As designed, the City’s CCRB was a national model for police accountability, enabling community members to provide simultaneous oversight of local law enforcement through independent investigations facilitated by subpoena power. It was a vision of advocates more than 50 years in the making.
N-CAP was represented by the American Civil Liberties Union of New Jersey and Lawrence Lustberg, director of the John J. Gibbons Fellowship in Public Interest and Constitutional Law at the law firm Gibbons P.C., as it appeared as a friend-of-the-court in the case Fraternal Order of Police, Newark Lodge No. 12 v. the City of Newark to fight for the Newark CCRB as one of the strongest models of oversight nationwide.
Moving forward, N-CAP joins those across New Jersey and the country who are coming together in the name of racial justice and in protest of police brutality. It’s now time for lawmakers to take action, and N-CAP welcomes the opportunity to work together with community partners and lawmakers in crafting legislation that will allow the powers of the Newark CCRB to be fully realized.
N-CAP steering committee members issued the following statements:
Deborah Smith-Gregory, President, NAACP Newark Branch: “The NAACP Newark Branch stands in solidarity with Mayor Baraka’s continued push for a civilian complaint review board that has subpoena and investigatory powers.
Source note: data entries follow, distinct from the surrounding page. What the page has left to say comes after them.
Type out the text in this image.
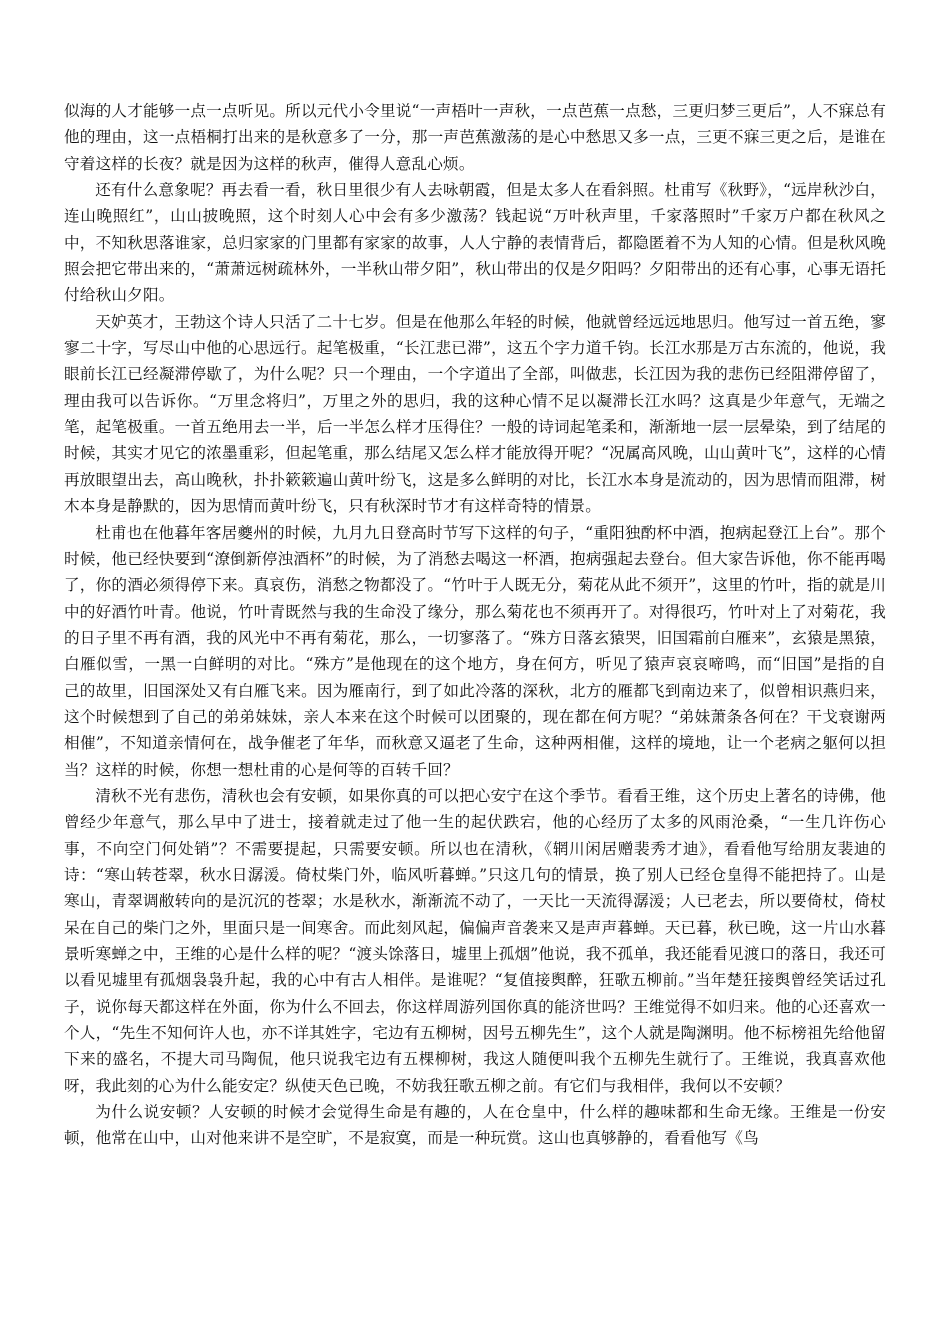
似海的人才能够一点一点听见。所以元代小令里说“一声梧叶一声秋，一点芭蕉一点愁，三更归梦三更后”，人不寐总有他的理由，这一点梧桐打出来的是秋意多了一分，那一声芭蕉激荡的是心中愁思又多一点，三更不寐三更之后，是谁在守着这样的长夜？就是因为这样的秋声，催得人意乱心烦。

还有什么意象呢？再去看一看，秋日里很少有人去咏朝霞，但是太多人在看斜照。杜甫写《秋野》，“远岸秋沙白，连山晚照红”，山山披晚照，这个时刻人心中会有多少激荡？钱起说“万叶秋声里，千家落照时”千家万户都在秋风之中，不知秋思落谁家，总归家家的门里都有家家的故事，人人宁静的表情背后，都隐匿着不为人知的心情。但是秋风晚照会把它带出来的，“萧萧远树疏林外，一半秋山带夕阳”，秋山带出的仅是夕阳吗？夕阳带出的还有心事，心事无语托付给秋山夕阳。

天妒英才，王勃这个诗人只活了二十七岁。但是在他那么年轻的时候，他就曾经远远地思归。他写过一首五绝，寥寥二十字，写尽山中他的心思远行。起笔极重，“长江悲已滞”，这五个字力道千钧。长江水那是万古东流的，他说，我眼前长江已经凝滞停歇了，为什么呢？只一个理由，一个字道出了全部，叫做悲，长江因为我的悲伤已经阻滞停留了，理由我可以告诉你。“万里念将归”，万里之外的思归，我的这种心情不足以凝滞长江水吗？这真是少年意气，无端之笔，起笔极重。一首五绝用去一半，后一半怎么样才压得住？一般的诗词起笔柔和，渐渐地一层一层晕染，到了结尾的时候，其实才见它的浓墨重彩，但起笔重，那么结尾又怎么样才能放得开呢？“况属高风晚，山山黄叶飞”，这样的心情再放眼望出去，高山晚秋，扑扑簌簌遍山黄叶纷飞，这是多么鲜明的对比，长江水本身是流动的，因为思情而阻滞，树木本身是静默的，因为思情而黄叶纷飞，只有秋深时节才有这样奇特的情景。

杜甫也在他暮年客居夔州的时候，九月九日登高时节写下这样的句子，“重阳独酌杯中酒，抱病起登江上台”。那个时候，他已经快要到“潦倒新停浊酒杯”的时候，为了消愁去喝这一杯酒，抱病强起去登台。但大家告诉他，你不能再喝了，你的酒必须得停下来。真哀伤，消愁之物都没了。“竹叶于人既无分，菊花从此不须开”，这里的竹叶，指的就是川中的好酒竹叶青。他说，竹叶青既然与我的生命没了缘分，那么菊花也不须再开了。对得很巧，竹叶对上了对菊花，我的日子里不再有酒，我的风光中不再有菊花，那么，一切寥落了。“殊方日落玄猿哭，旧国霜前白雁来”，玄猿是黑猿，白雁似雪，一黑一白鲜明的对比。“殊方”是他现在的这个地方，身在何方，听见了猿声哀哀啼鸣，而“旧国”是指的自己的故里，旧国深处又有白雁飞来。因为雁南行，到了如此冷落的深秋，北方的雁都飞到南边来了，似曾相识燕归来，这个时候想到了自己的弟弟妹妹，亲人本来在这个时候可以团聚的，现在都在何方呢？“弟妹萧条各何在？干戈衰谢两相催”，不知道亲情何在，战争催老了年华，而秋意又逼老了生命，这种两相催，这样的境地，让一个老病之躯何以担当？这样的时候，你想一想杜甫的心是何等的百转千回？

清秋不光有悲伤，清秋也会有安顿，如果你真的可以把心安宁在这个季节。看看王维，这个历史上著名的诗佛，他曾经少年意气，那么早中了进士，接着就走过了他一生的起伏跌宕，他的心经历了太多的风雨沧桑，“一生几许伤心事，不向空门何处销”？不需要提起，只需要安顿。所以也在清秋，《辋川闲居赠裴秀才迪》，看看他写给朋友裴迪的诗：“寒山转苍翠，秋水日潺湲。倚杖柴门外，临风听暮蝉。”只这几句的情景，换了别人已经仓皇得不能把持了。山是寒山，青翠调敝转向的是沉沉的苍翠；水是秋水，渐渐流不动了，一天比一天流得潺湲；人已老去，所以要倚杖，倚杖呆在自己的柴门之外，里面只是一间寒舍。而此刻风起，偏偏声音袭来又是声声暮蝉。天已暮，秋已晚，这一片山水暮景听寒蝉之中，王维的心是什么样的呢？“渡头馀落日，墟里上孤烟”他说，我不孤单，我还能看见渡口的落日，我还可以看见墟里有孤烟袅袅升起，我的心中有古人相伴。是谁呢？“复值接舆醉，狂歌五柳前。”当年楚狂接舆曾经笑话过孔子，说你每天都这样在外面，你为什么不回去，你这样周游列国你真的能济世吗？王维觉得不如归来。他的心还喜欢一个人，“先生不知何许人也，亦不详其姓字，宅边有五柳树，因号五柳先生”，这个人就是陶渊明。他不标榜祖先给他留下来的盛名，不提大司马陶侃，他只说我宅边有五棵柳树，我这人随便叫我个五柳先生就行了。王维说，我真喜欢他呀，我此刻的心为什么能安定？纵使天色已晚，不妨我狂歌五柳之前。有它们与我相伴，我何以不安顿？

为什么说安顿？人安顿的时候才会觉得生命是有趣的，人在仓皇中，什么样的趣味都和生命无缘。王维是一份安顿，他常在山中，山对他来讲不是空旷，不是寂寞，而是一种玩赏。这山也真够静的，看看他写《鸟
There must be a dramatic change to the system if systemic abuse as cited by the Department of Justice is to change.”
Maria Lopez Nuñez, Director of Environmental Justice and Community Development, Ironbound Community Corporation: "The courts sent a message to our communities that despite being the year 2020, we must still fight for basic democratic rights. Police cannot police themselves. Police have failed at this job especially here in Newark. It is time to put power in the hands of our community, we need strong civilian oversight."
Lawrence Hamm, Chairman, People’s Organization for Progress: “Despite the Supreme Court ruling, we will continue to struggle for a police review board with subpoena and investigatory powers, and ultimately, this will be achieved.”
Amol Sinha, Executive Director, ACLU-NJ: “The ACLU-NJ has worked throughout its six decades to fight police misconduct – through litigation, campaigns, and research, all with the goals of countering police abuse and racial profiling, and building police accountability, transparency, and reform. New Jersey stands at a pivotal moment, in which the Supreme Court has provided guideposts to the Legislature that lead toward strong civilian oversight with full investigatory power and the promise for true accountability to communities. We are proud to stand with Mayor Baraka, the people of Newark, and all of those who stand with us in our call for civilian oversight.”